One factor has been found to surpass hardiness as a mediator of the relationship between exposure to combat and PTSD. This is functional social support (King et al, 1998), though research suggests that these factors are actually highly related (King et al, 1999). Pre- trauma social support is associated with a low prevalence of PTSD and less severe symptoms, whilst post- trauma social support tends to lead to better outcomes (Brailey et al, 2007; Burnell, Coleman & Hunt, 2006; Guay, Billette & Marchand, 2006). The former authors, for example, found that level of connection, support and trust between members of a unit (i.e. cohesiveness) had a marked effect on lowering severity of symptoms. Functional social support refers to the quality of resources from others that provide “confirmation of social identity, instrumental aid, and readily available sources of advice and feedback to group members” (Iversen et al, 2008 p. 519). Iversen and colleagues also drew attention to important dimensions such as a sense of comradeship, of commitment to the group and its value systems. In addition to their suggestion regarding the role of social support in reducing the risk of trauma through increasing a sense of preparedness and control, these aspects seem to correspond quite closely to the characterisation of hardiness given above (and, for that matter,  to the formulation of morale in military units proposed by Manning, 1991). To this extent, resilience or hardiness is determined by the group (Wessely, 2006, cited in Regel & Joseph, 2010) and it is precisely this group ethos, at both unit and organisational level, that the military establishment traditionally has sought to inculcate and encourage (Christian, Stivers & Sammons, 2009; French, 2008).

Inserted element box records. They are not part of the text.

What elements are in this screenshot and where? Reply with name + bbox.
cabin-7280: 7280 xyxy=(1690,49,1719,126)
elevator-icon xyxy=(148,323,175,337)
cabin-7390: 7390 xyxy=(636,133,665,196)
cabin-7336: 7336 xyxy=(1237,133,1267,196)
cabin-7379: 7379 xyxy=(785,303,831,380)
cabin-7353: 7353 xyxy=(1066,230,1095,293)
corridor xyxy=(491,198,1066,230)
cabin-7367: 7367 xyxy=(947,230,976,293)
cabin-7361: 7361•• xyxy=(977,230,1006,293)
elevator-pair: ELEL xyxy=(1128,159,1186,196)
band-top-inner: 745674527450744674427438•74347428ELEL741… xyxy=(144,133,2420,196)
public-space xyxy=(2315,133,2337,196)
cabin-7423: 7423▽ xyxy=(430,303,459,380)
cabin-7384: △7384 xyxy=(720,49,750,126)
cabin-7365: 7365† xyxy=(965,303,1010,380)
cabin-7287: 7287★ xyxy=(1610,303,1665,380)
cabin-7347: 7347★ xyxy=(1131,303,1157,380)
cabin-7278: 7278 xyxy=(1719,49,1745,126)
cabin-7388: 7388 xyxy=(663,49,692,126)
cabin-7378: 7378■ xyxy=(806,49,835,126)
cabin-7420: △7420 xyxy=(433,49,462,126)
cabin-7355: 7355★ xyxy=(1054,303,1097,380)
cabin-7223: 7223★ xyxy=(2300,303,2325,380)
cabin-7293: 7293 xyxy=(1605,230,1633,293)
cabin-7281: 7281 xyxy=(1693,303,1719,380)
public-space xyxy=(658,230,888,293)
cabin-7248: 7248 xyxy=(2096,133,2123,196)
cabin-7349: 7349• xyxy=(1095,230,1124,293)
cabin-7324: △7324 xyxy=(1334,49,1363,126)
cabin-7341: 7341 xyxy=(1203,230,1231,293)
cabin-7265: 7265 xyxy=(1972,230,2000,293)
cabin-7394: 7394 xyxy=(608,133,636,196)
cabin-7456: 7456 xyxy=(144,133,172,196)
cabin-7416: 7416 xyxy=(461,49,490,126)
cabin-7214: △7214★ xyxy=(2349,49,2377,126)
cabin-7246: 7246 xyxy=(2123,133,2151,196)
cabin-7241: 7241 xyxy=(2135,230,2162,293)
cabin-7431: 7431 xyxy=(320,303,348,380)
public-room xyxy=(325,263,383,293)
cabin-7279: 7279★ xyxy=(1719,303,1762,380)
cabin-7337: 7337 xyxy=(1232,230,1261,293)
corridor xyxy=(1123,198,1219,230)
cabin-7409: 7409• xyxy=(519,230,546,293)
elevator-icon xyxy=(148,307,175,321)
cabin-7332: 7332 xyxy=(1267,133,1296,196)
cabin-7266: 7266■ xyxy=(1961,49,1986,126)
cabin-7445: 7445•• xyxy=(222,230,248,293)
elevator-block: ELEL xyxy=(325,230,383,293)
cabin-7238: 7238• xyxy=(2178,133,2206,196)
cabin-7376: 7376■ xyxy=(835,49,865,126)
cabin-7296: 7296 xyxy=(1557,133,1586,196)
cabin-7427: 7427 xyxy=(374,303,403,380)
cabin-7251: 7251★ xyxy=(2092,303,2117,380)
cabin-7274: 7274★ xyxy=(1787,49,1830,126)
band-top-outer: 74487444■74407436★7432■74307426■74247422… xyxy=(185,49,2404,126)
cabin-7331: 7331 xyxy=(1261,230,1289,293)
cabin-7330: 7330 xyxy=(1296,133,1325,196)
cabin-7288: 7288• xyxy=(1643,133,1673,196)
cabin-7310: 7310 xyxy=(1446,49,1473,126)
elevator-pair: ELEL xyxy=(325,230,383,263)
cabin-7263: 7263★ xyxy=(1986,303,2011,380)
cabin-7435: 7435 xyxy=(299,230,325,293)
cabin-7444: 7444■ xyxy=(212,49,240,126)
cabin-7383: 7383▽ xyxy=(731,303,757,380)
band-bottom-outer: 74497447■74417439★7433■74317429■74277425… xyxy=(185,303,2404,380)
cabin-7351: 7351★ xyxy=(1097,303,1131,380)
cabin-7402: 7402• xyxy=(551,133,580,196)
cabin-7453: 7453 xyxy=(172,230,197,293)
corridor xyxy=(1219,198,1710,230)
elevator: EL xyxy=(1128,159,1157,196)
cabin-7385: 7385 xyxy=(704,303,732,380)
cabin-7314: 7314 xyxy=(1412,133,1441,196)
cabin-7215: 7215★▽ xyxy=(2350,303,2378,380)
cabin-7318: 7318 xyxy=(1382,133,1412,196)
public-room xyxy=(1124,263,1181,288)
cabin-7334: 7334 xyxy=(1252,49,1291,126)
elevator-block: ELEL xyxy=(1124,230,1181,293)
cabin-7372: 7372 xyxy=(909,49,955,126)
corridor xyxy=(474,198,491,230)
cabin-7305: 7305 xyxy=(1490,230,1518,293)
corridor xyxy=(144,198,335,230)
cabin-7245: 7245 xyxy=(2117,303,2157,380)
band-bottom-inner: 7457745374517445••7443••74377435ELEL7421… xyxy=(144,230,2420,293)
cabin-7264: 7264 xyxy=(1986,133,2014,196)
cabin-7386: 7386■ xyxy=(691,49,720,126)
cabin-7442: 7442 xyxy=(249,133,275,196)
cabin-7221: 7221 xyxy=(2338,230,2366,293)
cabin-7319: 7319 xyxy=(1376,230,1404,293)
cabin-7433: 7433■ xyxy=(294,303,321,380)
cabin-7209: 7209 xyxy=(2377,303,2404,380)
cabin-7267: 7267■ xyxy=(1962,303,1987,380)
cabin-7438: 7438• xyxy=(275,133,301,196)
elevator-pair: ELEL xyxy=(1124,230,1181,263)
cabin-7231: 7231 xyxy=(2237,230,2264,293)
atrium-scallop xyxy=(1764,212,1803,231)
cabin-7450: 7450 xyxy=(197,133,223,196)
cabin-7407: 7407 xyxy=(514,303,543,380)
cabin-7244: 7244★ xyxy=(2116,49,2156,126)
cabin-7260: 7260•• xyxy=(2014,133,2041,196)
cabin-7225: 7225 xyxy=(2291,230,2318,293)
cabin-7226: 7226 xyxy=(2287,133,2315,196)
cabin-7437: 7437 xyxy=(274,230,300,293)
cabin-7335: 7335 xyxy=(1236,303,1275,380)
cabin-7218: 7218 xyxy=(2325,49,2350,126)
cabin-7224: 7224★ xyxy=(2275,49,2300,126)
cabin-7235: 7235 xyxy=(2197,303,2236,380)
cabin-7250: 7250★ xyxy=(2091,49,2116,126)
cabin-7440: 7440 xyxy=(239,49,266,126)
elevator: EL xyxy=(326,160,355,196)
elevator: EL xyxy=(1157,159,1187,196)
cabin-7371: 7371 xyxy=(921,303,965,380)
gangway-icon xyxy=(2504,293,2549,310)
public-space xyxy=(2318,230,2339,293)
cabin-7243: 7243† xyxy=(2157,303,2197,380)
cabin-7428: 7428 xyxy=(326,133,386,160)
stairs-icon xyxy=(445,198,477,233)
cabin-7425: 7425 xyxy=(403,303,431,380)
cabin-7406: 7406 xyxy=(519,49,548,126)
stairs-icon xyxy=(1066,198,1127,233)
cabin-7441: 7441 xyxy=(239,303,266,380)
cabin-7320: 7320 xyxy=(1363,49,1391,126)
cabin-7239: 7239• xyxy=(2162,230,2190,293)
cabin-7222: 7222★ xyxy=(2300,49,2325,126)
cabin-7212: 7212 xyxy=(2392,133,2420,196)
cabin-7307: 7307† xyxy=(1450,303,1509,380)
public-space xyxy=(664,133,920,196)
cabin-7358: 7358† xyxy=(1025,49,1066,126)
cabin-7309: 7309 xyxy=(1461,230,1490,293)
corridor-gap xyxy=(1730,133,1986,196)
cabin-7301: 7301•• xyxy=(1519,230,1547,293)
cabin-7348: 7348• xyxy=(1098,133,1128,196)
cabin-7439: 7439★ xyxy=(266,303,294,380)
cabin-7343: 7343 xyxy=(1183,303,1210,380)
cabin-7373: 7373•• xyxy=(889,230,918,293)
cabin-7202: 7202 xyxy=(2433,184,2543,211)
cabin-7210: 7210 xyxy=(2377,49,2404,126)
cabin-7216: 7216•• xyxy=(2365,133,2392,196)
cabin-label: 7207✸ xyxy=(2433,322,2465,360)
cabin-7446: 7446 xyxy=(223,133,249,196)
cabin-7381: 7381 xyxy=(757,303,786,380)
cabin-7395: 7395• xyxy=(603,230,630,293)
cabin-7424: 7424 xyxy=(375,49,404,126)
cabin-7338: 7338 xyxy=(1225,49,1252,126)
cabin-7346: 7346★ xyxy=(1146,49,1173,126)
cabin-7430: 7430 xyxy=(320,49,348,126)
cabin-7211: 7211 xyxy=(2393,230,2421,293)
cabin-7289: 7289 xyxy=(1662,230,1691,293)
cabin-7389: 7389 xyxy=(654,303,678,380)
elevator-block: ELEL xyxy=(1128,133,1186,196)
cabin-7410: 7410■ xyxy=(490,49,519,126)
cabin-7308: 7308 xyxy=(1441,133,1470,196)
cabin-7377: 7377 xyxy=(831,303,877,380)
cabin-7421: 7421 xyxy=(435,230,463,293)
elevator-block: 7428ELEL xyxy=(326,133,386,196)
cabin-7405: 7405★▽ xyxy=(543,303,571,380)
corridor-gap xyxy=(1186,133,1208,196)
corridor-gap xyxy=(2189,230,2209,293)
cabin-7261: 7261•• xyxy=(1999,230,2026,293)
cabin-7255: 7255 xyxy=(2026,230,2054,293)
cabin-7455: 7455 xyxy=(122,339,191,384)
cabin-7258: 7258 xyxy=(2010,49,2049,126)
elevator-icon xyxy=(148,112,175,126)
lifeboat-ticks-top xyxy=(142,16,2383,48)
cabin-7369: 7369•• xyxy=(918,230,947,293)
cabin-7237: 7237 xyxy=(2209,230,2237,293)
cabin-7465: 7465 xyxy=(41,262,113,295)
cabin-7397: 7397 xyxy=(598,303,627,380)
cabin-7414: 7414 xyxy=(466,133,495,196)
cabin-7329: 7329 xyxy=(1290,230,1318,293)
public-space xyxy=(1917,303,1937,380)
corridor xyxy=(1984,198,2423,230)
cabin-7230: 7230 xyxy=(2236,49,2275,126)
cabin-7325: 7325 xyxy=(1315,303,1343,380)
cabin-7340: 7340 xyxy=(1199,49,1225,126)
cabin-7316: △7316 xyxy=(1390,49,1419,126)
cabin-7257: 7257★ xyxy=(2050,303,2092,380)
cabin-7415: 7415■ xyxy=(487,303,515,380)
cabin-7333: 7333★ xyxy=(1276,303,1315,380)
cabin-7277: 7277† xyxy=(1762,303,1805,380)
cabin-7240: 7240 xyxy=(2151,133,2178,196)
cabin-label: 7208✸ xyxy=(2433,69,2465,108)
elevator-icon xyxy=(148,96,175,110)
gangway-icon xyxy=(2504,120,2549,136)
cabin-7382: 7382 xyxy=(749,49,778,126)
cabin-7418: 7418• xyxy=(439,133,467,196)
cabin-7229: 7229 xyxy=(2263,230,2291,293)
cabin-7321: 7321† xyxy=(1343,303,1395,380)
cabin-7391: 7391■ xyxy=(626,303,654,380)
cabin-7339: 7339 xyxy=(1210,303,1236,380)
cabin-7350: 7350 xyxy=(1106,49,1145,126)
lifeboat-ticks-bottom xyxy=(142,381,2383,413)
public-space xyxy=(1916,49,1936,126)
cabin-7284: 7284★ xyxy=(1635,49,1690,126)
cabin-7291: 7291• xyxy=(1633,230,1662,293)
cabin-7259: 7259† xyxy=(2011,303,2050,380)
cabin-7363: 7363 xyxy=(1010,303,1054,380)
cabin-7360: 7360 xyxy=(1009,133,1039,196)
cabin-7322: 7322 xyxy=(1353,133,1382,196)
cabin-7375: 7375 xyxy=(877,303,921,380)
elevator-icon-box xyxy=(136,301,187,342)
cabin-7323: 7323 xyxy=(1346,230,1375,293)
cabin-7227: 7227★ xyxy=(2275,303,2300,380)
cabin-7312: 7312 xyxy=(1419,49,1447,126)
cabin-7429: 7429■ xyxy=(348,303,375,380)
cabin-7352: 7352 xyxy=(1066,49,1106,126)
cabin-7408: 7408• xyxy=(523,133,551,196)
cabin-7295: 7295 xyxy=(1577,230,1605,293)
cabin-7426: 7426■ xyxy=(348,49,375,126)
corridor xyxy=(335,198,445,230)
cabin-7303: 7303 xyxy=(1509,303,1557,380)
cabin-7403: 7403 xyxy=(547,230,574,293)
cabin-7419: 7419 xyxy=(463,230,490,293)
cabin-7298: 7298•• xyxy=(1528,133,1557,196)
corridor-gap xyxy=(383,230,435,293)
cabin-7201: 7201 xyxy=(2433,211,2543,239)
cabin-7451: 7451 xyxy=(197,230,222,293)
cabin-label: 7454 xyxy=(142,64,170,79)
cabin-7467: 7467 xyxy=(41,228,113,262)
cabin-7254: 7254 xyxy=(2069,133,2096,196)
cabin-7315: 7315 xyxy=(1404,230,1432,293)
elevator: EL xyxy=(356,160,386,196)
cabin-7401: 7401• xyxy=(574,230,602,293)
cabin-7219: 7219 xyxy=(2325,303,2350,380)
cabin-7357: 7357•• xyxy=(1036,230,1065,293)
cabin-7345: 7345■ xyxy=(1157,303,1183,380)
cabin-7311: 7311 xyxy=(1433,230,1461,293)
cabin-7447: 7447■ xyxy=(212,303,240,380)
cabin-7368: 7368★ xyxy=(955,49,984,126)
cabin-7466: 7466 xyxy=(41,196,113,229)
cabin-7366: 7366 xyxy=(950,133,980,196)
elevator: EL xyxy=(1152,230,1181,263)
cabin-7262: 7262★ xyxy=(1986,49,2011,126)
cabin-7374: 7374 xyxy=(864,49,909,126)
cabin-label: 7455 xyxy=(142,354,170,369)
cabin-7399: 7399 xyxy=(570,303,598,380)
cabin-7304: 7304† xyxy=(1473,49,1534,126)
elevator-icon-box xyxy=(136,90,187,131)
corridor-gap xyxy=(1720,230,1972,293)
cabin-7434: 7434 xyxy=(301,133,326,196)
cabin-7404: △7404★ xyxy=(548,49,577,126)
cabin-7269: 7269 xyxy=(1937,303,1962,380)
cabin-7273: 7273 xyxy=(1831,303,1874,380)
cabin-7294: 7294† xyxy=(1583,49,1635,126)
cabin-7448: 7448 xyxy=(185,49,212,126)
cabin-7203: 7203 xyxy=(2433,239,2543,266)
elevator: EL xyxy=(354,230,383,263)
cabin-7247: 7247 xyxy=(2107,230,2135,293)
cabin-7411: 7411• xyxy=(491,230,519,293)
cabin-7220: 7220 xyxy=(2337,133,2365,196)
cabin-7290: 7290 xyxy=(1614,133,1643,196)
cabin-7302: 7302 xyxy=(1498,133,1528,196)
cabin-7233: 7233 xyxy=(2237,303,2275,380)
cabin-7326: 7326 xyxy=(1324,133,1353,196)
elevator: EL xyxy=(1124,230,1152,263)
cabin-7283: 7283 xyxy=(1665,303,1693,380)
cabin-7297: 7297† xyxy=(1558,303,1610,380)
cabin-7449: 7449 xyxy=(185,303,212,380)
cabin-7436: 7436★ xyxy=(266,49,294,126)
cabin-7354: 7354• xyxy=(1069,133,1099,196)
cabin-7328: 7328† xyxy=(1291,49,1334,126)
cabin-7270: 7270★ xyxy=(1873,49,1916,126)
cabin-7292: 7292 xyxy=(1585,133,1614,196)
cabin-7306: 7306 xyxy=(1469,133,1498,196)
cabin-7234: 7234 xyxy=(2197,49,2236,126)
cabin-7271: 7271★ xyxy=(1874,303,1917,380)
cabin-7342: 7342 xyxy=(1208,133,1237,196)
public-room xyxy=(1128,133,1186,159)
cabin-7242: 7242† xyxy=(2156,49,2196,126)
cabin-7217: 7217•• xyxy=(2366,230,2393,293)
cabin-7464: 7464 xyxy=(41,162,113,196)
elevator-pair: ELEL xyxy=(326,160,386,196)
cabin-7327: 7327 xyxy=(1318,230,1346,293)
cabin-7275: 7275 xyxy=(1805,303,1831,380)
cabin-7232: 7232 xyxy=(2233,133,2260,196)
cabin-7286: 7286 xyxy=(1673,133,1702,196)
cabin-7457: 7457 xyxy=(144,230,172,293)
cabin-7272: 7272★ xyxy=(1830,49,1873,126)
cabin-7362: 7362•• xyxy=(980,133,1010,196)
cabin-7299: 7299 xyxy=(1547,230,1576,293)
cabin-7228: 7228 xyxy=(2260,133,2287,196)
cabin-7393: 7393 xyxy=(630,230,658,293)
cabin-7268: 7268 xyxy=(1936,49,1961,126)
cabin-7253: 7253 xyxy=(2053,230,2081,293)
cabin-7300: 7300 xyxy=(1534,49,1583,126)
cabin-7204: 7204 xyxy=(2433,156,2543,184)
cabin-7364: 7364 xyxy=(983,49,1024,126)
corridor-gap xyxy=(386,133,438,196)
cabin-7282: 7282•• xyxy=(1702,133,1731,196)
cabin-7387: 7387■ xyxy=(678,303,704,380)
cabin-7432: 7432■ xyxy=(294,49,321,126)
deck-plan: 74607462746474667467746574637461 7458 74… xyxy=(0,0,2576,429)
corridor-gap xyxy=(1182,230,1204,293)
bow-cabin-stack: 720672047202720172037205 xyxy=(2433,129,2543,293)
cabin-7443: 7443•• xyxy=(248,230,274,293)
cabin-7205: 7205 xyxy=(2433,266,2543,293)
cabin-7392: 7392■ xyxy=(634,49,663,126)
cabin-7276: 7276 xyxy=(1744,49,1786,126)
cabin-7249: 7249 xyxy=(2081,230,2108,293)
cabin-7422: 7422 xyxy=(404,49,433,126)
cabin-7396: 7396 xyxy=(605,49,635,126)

Yet this powerful effect of the group may be double- edged. It might contribute to the vulnerability of current and former service personnel to ‘survival guilt’ when comrades are killed or wounded (Johnson & Thompson, 2008) or to the culture of heavy drinking that, in part, affirms the solidarity of the group (Fear et al, 2007). The question might also be raised of what happens when this intense level of comradeship, cohesion and mutual trust, forged by a range of shared and often extreme experiences, is no longer available. Finding a network that compares is difficult to achieve (Friedman, 2006). Individuals in this situation might be at risk of losing their sense of purpose in life along with their sense of identity, role, friendship and feeling understood (Burnell et al, 2006; Ormerod, 2009): as such they may lose something of the ‘hardiness’ that sustained them. If, in addition, they are unable or unwilling to talk to others the processing of memories that are difficult to assimilate may be impaired or interrupted (Guay et al, 2006) even if avoidance as a strategy is effective at least some of the time (Hunt, 2010).

These are not the only ways in which veterans may subsequently pay a price for what helped them to cope during military service. In order to meet the operational demands of service in theatre veterans are likely to be well- practised in avoidance, emotional numbing and alertness: service personnel tend not be break down in the middle of an emergency (Scurfield, 2009). There can be problems if such a style is imported into intimate or family relationships (Lyons, 2009). In addition, such a style might increase the likelihood that there is still some assimilation of experiences that needs to take place at precisely the time an individual is faced with the challenges of transition to a new life (Moore, Hopewell & Grossman, 2009).

It is in order to explore some of these issues that the current paper presents findings from a small- scale study on prevalence of PTSD and reported symptoms; a second, qualitative study used two focus groups as a forum in which veterans could discuss experiences before, during and after leaving the military.